We were buying something that was part of a business and we had to build it as we went so what was really great about is how collaboratively we worked together to get the process moved along and over several months came up with a pretty smooth transition so the business could sort of operate on day 1 in a fairly smooth manner.
Given the prominence of Ansell’s brands, how significant a role did IP play in this matter?
Scott Bouvier: Not only brands but also the patented technology was key to this business. So the skin product which is one of their growth products has got a proprietary technology that’s patented by Ansell and it had to be licensed in a very clever way by our client.
At the same time Ansell’s got global patent litigation involving this technology with a major competitor, Reckitt Benckiser, so we had to factor that into it.
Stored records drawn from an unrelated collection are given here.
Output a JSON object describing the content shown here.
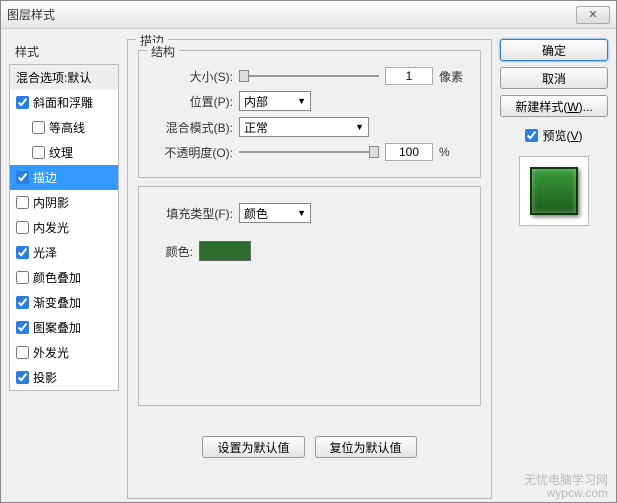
{
  "dialog": {
    "title": "图层样式",
    "close": "✕"
  },
  "sidebar": {
    "header": "样式",
    "blending": "混合选项:默认",
    "items": [
      {
        "label": "斜面和浮雕",
        "checked": true,
        "indent": false
      },
      {
        "label": "等高线",
        "checked": false,
        "indent": true
      },
      {
        "label": "纹理",
        "checked": false,
        "indent": true
      },
      {
        "label": "描边",
        "checked": true,
        "indent": false,
        "selected": true
      },
      {
        "label": "内阴影",
        "checked": false,
        "indent": false
      },
      {
        "label": "内发光",
        "checked": false,
        "indent": false
      },
      {
        "label": "光泽",
        "checked": true,
        "indent": false
      },
      {
        "label": "颜色叠加",
        "checked": false,
        "indent": false
      },
      {
        "label": "渐变叠加",
        "checked": true,
        "indent": false
      },
      {
        "label": "图案叠加",
        "checked": true,
        "indent": false
      },
      {
        "label": "外发光",
        "checked": false,
        "indent": false
      },
      {
        "label": "投影",
        "checked": true,
        "indent": false
      }
    ]
  },
  "panel": {
    "title": "描边",
    "structure": {
      "title": "结构",
      "size_label": "大小(S):",
      "size_value": "1",
      "size_unit": "像素",
      "position_label": "位置(P):",
      "position_value": "内部",
      "blend_label": "混合模式(B):",
      "blend_value": "正常",
      "opacity_label": "不透明度(O):",
      "opacity_value": "100",
      "opacity_unit": "%"
    },
    "fill": {
      "type_label": "填充类型(F):",
      "type_value": "颜色",
      "color_label": "颜色:",
      "color_value": "#2e6b2e"
    },
    "defaults": {
      "set": "设置为默认值",
      "reset": "复位为默认值"
    }
  },
  "right": {
    "ok": "确定",
    "cancel": "取消",
    "new_style": "新建样式(W)...",
    "preview_label": "预览(V)",
    "preview_checked": true
  },
  "watermark": {
    "line1": "无忧电脑学习网",
    "line2": "wypcw.com"
  }
}
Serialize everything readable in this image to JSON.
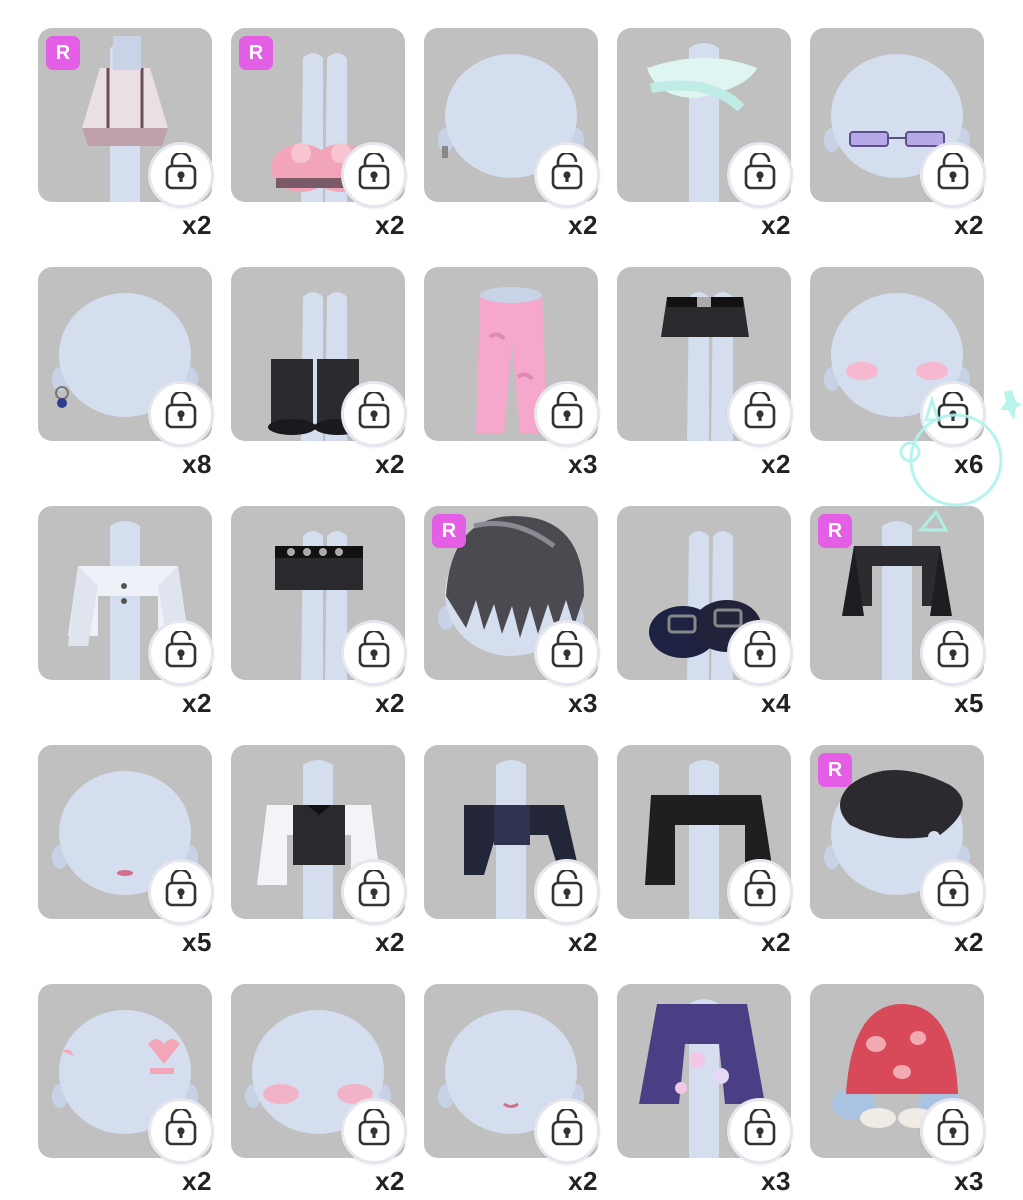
{
  "accent_colors": {
    "rare_badge": "#e45fe6",
    "tile": "#c0c0c0",
    "head": "#d4deef"
  },
  "items": [
    {
      "art": "dress",
      "rare": true,
      "quantity": "x2"
    },
    {
      "art": "sneakers",
      "rare": true,
      "quantity": "x2"
    },
    {
      "art": "earring-small",
      "rare": false,
      "quantity": "x2"
    },
    {
      "art": "bandage",
      "rare": false,
      "quantity": "x2"
    },
    {
      "art": "glasses",
      "rare": false,
      "quantity": "x2"
    },
    {
      "art": "earring-blue",
      "rare": false,
      "quantity": "x8"
    },
    {
      "art": "boots",
      "rare": false,
      "quantity": "x2"
    },
    {
      "art": "pink-pants",
      "rare": false,
      "quantity": "x3"
    },
    {
      "art": "black-skirt",
      "rare": false,
      "quantity": "x2"
    },
    {
      "art": "blush",
      "rare": false,
      "quantity": "x6"
    },
    {
      "art": "white-jacket",
      "rare": false,
      "quantity": "x2"
    },
    {
      "art": "studded-skirt",
      "rare": false,
      "quantity": "x2"
    },
    {
      "art": "hair",
      "rare": true,
      "quantity": "x3"
    },
    {
      "art": "loafers",
      "rare": false,
      "quantity": "x4"
    },
    {
      "art": "black-coat",
      "rare": true,
      "quantity": "x5"
    },
    {
      "art": "lips",
      "rare": false,
      "quantity": "x5"
    },
    {
      "art": "tuxedo",
      "rare": false,
      "quantity": "x2"
    },
    {
      "art": "dark-top",
      "rare": false,
      "quantity": "x2"
    },
    {
      "art": "black-jacket",
      "rare": false,
      "quantity": "x2"
    },
    {
      "art": "beret",
      "rare": true,
      "quantity": "x2"
    },
    {
      "art": "stickers",
      "rare": false,
      "quantity": "x2"
    },
    {
      "art": "cheek-blush",
      "rare": false,
      "quantity": "x2"
    },
    {
      "art": "small-mouth",
      "rare": false,
      "quantity": "x2"
    },
    {
      "art": "floral-robe",
      "rare": false,
      "quantity": "x3"
    },
    {
      "art": "mushroom-hat",
      "rare": false,
      "quantity": "x3"
    }
  ],
  "labels": {
    "rare": "R"
  },
  "icons": {
    "lock": "unlocked-padlock-icon"
  }
}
We had to understand that dispute, we had to get the right licence at the same time as analysing 1300 brands around the world and how strongly they were protected.
So the skin brand is a growth product that a lot of other brands, both local brands like Jissbon in China or Blowtex in Brazil, but then analyse how they were protected, what the disputes were - lots of different disputes involving trademarks around the world - and really present to our client the views that this was a strongly protected brand, the IP and the patents were there and we were able to buy the business with that confidence but also factor in the risk mitigations around things in terms of how those disputes would fall out.